1. Introduction
3GPP LTE, which is a set of enhancements to the 3G Universal Mobile Telecommunications System (UMTS)[1], has received tremendous attention recently and is considered to be a very promising 4G wireless technology. The Turbo decoder is typically one of the major blocks in a LTE wireless receiver. Key requirements of LTE include packet data support with peak data rates up to 150 Mbps on the downlink and 75 Mbps on the uplink, a low latency of 10 ms layer-2 round trip delay, flexible bandwidths (up to 20 MHz), improved system capacity and coverage[2]. Advanced technologies were selected to meet these requirements including the turbo decoder.
The bottleneck of turbo decoder design is the high latency which is due to the iterative decoding process, the forward-backward recursion in the maximum a posteriori (MAP) decoding algorithm and the interleaving/de-interleaving between iterations. In this brief, the codeword can be processed concurrently by four, eight or sixteen SISO decoders. The design challenge for these parallel modes is how to transmit parallel data simultaneously through the interconnection between SISO decoders and the memory module[3].
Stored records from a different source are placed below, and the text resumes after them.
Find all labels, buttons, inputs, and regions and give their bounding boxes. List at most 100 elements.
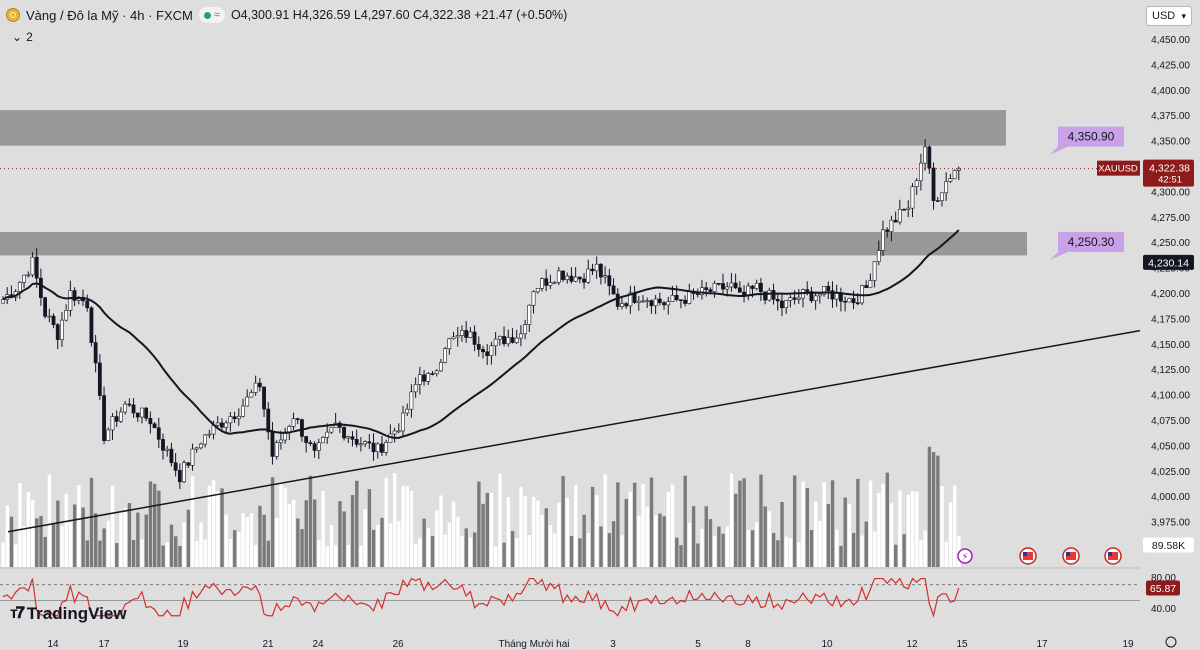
candle-body [906, 207, 911, 210]
volume-bar [675, 537, 679, 567]
volume-bar [254, 544, 258, 567]
ma-value-tag: 4,230.14 [1148, 257, 1189, 269]
volume-bar [35, 518, 39, 567]
candle-body [712, 283, 717, 292]
volume-bar [763, 506, 767, 567]
candle-body [350, 436, 355, 440]
volume-bar [207, 485, 212, 567]
volume-bar [195, 540, 199, 567]
candlesticks[interactable] [1, 139, 961, 490]
volume-bar [317, 539, 321, 567]
indicator-toggle[interactable]: ⌄ 2 [12, 30, 33, 44]
candle-body [594, 263, 599, 272]
volume-bar [279, 481, 283, 567]
candle-body [855, 302, 860, 305]
trendline[interactable] [7, 329, 1141, 533]
candle-body [245, 396, 250, 407]
volume-bar [721, 533, 725, 567]
candle-body [249, 392, 254, 398]
price-tick-label: 4,375.00 [1151, 111, 1190, 122]
candle-body [754, 282, 759, 289]
candle-body [1, 299, 5, 304]
candle-body [447, 338, 452, 350]
trendline-segment [7, 329, 1141, 533]
candle-body [725, 286, 730, 290]
time-axis[interactable]: 14 17 19 21 24 26 Tháng Mười hai 3 5 8 10 12 15 17 19 [47, 636, 1177, 650]
candle-body [165, 448, 170, 451]
volume-bar [881, 483, 885, 567]
candle-body [531, 291, 536, 306]
volume-bar [679, 545, 683, 567]
volume-bar [77, 485, 81, 567]
volume-bar [839, 545, 843, 567]
volume-bar [843, 497, 847, 567]
volume-bar [397, 521, 401, 567]
volume-bar [940, 485, 944, 567]
volume-bar [826, 504, 831, 567]
candle-body [695, 293, 700, 295]
candle-body [455, 335, 460, 338]
volume-bar [1, 542, 5, 567]
volume-bar [312, 499, 317, 567]
volume-bar [329, 524, 334, 567]
candle-body [590, 268, 595, 272]
volume-bar [927, 446, 932, 567]
rsi-panel [0, 567, 1200, 618]
volume-bar [641, 484, 645, 567]
tradingview-logo[interactable]: ᴛ𝟕 TradingView [10, 604, 127, 624]
volume-bar [439, 495, 443, 567]
candle-body [620, 303, 624, 307]
ma-line [2, 229, 960, 439]
volume-bar [291, 499, 296, 567]
volume-bar [919, 540, 923, 567]
volume-bar [729, 473, 734, 567]
candle-body [266, 408, 271, 433]
volume-bar [401, 485, 405, 567]
candle-body [232, 416, 237, 420]
candle-body [518, 333, 523, 339]
candle-body [173, 462, 178, 471]
candle-body [771, 290, 776, 300]
candle-body [952, 170, 957, 179]
candle-body [270, 431, 275, 457]
volume-bar [64, 493, 68, 567]
volume-bar [182, 522, 186, 567]
time-tick-label: 26 [392, 639, 404, 650]
time-tick-label: 24 [312, 639, 324, 650]
candle-body [843, 300, 848, 303]
price-tick-label: 3,975.00 [1151, 518, 1190, 529]
volume-bar [531, 496, 536, 567]
candle-body [796, 297, 801, 300]
candle-body [308, 442, 313, 444]
volume-bar [262, 514, 266, 567]
candle-body [220, 422, 224, 428]
volume-bar [216, 491, 220, 567]
ma-value-tag-bg [1143, 254, 1194, 270]
volume-bar [106, 520, 111, 567]
volume-bar [169, 524, 174, 567]
volume-bar [249, 513, 254, 567]
market-status-pill[interactable]: ≈ [198, 7, 225, 23]
candle-body [598, 263, 603, 278]
volume-bar [430, 535, 435, 567]
volume-bar [658, 513, 662, 567]
volume-bar [835, 529, 839, 567]
candle-body [405, 408, 410, 414]
symbol-title[interactable]: Vàng / Đô la Mỹ · 4h · FXCM [26, 7, 193, 23]
candle-body [910, 186, 915, 209]
candle-body [535, 287, 540, 293]
candle-body [523, 324, 528, 335]
volume-bar [5, 505, 10, 567]
candle-body [678, 299, 683, 302]
volume-bar [717, 526, 721, 567]
volume-bar [885, 472, 890, 567]
candle-body [860, 285, 864, 304]
volume-bar [637, 515, 641, 567]
event-markers[interactable]: ⚡ [957, 547, 1122, 565]
rsi-value-tag: 65.87 [1150, 583, 1176, 595]
volume-bar [275, 518, 279, 567]
volume-bar [241, 512, 245, 567]
currency-select[interactable]: USD ▾ [1146, 6, 1192, 26]
volume-bar [540, 514, 544, 567]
To achieve high throughput decoder, the low-latency of SISO and interleaver/de-interleaver had to be considered. This brief focuses on these issues and proposes an improved architecture. For a novel SISO system, forward state matrix α and backward state matrix β are calculated alternately, where the design made both algorithms share the same structure and had less crucial path delay. The improved interleaver/de-interleaver structure realized interleaving and de-interleaving in one cycle.
The rest of the sections in this paper are organized as follows. Section 2 describes the basic structure of QPP and its several algebraic properties. Then this article proposes an interleaver/de-interleaver design based on QPP algebraic properties. Section 3 concentrates on novel SISO architecture, which uses less resources and has low-latency for the Log{\_}map algorithm. Section 4 provides the implementation results followed by a conclusion.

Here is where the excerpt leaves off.